The Mississippi lawmaker who today introduced anti-immigrant legislation modeled after Alabama’s disastrous HB 56 is a member of a network of legislators that has embraced a raft of beliefs and conspiracy theories that currently animate radical-right extremists.

Rep. Becky Currie is one of about 65 members of State Legislators for Legal Immigration, or SLLI, in 40 states. SLLI was founded in 2007 by Pennsylvania state Rep. Daryl Metcalfe, an anti-immigrant hardliner who has written on SLLI’s website that “the personal and economic safety” of all Americans is threatened by “the ongoing invasion of illegal aliens.” He has  compared the situation to that facing the colonies during the American Revolution.
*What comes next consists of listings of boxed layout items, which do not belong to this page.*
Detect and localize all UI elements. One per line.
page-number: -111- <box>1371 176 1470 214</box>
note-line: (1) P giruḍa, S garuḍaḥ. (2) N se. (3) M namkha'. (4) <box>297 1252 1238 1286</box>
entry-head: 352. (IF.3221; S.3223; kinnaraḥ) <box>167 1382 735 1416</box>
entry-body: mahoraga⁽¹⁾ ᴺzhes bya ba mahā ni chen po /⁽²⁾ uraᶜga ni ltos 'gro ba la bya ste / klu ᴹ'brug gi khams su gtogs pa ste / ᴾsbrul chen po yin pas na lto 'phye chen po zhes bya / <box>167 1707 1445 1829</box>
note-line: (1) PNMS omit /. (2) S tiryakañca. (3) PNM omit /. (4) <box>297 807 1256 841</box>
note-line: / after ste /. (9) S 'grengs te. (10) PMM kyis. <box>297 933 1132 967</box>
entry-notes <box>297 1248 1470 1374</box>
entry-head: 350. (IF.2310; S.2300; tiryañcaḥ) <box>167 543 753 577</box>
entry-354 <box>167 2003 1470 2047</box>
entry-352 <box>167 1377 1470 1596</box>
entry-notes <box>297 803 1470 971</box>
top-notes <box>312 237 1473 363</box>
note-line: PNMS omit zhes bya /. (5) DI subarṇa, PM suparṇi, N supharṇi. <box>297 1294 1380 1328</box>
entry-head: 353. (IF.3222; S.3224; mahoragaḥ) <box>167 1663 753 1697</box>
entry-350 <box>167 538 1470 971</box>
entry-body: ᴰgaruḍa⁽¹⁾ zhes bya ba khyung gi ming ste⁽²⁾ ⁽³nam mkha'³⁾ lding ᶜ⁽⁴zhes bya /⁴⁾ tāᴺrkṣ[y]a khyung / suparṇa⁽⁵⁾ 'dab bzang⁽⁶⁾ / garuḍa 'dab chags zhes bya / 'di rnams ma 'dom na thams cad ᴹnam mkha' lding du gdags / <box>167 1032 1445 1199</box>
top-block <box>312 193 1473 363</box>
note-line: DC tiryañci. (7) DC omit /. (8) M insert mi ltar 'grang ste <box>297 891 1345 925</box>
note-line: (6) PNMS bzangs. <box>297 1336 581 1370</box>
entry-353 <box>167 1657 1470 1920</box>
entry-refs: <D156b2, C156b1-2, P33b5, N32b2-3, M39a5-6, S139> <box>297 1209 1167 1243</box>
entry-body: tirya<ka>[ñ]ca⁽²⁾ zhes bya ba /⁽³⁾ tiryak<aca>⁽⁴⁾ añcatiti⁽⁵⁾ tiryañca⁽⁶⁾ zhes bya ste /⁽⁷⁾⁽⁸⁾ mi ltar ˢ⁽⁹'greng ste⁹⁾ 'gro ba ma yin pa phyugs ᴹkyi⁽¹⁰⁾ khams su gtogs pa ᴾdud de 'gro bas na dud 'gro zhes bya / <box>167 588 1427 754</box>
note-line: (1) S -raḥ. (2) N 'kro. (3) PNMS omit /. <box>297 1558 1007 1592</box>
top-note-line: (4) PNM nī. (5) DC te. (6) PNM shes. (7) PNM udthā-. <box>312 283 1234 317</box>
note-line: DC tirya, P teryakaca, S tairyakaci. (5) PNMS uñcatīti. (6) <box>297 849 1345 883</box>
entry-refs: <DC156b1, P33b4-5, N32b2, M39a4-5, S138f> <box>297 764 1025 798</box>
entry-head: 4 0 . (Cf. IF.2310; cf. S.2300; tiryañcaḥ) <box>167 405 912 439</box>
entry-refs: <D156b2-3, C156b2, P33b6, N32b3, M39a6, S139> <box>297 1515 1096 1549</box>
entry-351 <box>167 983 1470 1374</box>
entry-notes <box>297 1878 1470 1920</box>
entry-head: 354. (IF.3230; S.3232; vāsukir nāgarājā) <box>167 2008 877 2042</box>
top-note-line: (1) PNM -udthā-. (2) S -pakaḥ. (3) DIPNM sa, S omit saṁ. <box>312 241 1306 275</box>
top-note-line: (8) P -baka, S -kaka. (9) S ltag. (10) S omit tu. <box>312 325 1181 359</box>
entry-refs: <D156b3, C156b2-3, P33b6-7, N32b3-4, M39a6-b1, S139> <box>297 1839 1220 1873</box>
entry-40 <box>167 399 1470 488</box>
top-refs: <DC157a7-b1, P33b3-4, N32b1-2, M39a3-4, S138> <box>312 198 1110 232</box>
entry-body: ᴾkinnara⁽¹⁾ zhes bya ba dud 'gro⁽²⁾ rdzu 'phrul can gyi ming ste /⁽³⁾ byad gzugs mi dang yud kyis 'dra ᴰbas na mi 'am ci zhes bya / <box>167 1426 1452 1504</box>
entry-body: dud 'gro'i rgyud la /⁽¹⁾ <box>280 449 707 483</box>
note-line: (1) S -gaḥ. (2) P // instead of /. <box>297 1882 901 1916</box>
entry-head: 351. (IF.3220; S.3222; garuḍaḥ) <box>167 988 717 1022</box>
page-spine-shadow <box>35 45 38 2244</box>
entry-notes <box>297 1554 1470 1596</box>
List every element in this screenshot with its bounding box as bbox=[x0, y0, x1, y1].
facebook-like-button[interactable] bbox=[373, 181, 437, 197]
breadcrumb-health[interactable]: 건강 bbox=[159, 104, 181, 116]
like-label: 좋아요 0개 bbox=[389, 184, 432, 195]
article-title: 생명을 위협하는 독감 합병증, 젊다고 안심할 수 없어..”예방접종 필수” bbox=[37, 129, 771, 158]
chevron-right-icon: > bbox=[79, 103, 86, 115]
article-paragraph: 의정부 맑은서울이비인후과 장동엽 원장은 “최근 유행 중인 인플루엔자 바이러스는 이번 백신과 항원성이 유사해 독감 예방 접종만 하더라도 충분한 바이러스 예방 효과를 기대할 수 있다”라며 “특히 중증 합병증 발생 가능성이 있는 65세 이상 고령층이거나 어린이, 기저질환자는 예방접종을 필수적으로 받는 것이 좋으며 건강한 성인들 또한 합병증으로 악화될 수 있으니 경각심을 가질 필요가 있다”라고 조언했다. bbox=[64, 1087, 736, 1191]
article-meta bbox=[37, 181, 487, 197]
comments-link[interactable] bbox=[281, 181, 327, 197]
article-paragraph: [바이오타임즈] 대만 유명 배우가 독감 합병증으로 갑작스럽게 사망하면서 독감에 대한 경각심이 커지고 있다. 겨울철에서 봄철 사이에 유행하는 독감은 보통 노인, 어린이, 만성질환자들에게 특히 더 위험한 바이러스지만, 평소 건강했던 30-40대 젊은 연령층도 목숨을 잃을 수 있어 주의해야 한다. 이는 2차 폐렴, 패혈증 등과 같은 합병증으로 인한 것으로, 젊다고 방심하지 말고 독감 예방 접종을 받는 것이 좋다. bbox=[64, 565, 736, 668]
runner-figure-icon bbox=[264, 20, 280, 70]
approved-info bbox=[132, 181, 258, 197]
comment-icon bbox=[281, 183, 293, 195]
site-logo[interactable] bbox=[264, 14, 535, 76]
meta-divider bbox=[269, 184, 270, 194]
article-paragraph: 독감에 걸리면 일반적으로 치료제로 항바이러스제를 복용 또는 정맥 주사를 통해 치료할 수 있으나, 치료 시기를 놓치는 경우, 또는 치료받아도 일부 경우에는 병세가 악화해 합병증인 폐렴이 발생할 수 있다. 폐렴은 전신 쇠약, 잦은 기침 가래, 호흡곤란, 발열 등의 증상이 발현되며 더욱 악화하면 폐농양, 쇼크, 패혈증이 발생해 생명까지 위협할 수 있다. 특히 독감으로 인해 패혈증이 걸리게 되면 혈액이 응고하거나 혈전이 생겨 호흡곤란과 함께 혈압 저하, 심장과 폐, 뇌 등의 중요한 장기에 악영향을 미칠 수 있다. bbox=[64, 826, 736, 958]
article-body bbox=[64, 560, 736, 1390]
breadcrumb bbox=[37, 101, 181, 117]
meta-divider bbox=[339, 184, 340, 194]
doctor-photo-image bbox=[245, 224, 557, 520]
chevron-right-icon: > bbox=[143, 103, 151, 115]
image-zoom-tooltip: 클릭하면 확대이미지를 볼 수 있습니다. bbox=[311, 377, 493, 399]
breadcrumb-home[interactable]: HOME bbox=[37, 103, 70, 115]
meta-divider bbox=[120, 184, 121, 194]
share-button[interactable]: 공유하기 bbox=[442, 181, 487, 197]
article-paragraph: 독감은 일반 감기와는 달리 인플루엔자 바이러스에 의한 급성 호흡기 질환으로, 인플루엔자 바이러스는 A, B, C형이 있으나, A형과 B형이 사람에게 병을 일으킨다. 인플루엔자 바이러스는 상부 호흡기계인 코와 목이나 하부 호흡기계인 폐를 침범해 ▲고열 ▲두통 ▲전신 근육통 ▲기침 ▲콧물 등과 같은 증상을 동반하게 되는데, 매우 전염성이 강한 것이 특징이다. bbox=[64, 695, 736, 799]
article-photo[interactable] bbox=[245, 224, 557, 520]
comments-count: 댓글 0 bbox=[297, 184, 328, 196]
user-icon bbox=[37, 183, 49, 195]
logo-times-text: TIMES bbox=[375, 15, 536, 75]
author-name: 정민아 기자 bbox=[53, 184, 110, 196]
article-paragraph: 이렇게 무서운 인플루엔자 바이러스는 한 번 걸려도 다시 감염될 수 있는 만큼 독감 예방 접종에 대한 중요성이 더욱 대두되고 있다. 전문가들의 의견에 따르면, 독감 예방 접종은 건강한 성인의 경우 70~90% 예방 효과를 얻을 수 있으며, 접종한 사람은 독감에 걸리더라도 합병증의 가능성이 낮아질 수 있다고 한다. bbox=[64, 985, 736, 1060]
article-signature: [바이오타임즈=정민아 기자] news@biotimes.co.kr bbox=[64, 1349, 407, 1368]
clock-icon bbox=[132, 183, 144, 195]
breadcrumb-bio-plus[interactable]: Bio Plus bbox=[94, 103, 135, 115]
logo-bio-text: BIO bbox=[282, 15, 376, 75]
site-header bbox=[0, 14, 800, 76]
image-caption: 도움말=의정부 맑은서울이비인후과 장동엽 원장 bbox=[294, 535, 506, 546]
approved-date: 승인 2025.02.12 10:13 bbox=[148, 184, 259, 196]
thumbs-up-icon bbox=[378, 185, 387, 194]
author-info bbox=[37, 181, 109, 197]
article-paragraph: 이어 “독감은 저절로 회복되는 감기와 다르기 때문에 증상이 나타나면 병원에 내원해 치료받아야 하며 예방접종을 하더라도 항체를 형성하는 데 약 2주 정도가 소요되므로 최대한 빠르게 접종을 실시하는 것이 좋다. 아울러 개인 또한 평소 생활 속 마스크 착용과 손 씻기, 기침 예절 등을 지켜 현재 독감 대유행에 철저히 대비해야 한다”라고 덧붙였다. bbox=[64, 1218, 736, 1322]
SLLI’s members have promoted conspiracy theories about supposed government concentration camps and a coming one-world government, as well as false claims that President Obama is a foreigner and a Muslim. Some have described undocumented immigrants in vicious terms – as “invaders” or as a “poison.”

SLLI highlights the fact that it has a “working partnership” with the Federation for American Immigration Reform (FAIR), which has been listed as a hate group by the SPLC since 2007 for its white nationalist agenda and ties to racist groups. FAIR lawyers draft much of the anti-immigrant legislation pushed by SLLI members. FAIR’s demonizing propaganda, aimed primarily at Latinos and often Catholics; its ties to other hate groups and its hiring of their members; and its push for laws promoting racial discord all have been instrumental in fostering the anti-immigrant backlash that has swept the nation.

FAIR lawyer Kris Kobach, who also serves as Kansas’ secretary of state, has authored many of the anti-immigrant proposals put forward by SLLI members. Kobach also wrote laws for several small communities, including Hazelton, Pa., and Farmer’s Branch, Texas, that fostered racial strife in those communities, harmed their economies and left them saddled with substantial legal bills.

Kobach is also the author of Alabama’s HB 56, which has created a humanitarian disaster. Children have been removed from school and denied access to food stamps, and countless immigrants have lost access to various government services such as water.

The law created by Kobach and FAIR law has devastated Alabama’s economy. A recent economic analysis estimates that the law will shrink the state’s economy by $2.3 billion to $10.8 billion – and the state stands to lose up to $265 million in income and sales tax revenue. Farmers have watched their crops rot in the fields as farmworkers – regardless of immigration status – have left the state rather than live under the law. Alabama’s business reputation also suffered after police detained foreign employees of Mercedes-Benz and Honda who were in the country legally. Mercedes and Honda are two major employers in Alabama.

Alabama has already made the mistake of passing HB 56, which many legislators now acknowledge needs major revisions. Does Mississippi really want to follow Alabama down this disastrous path?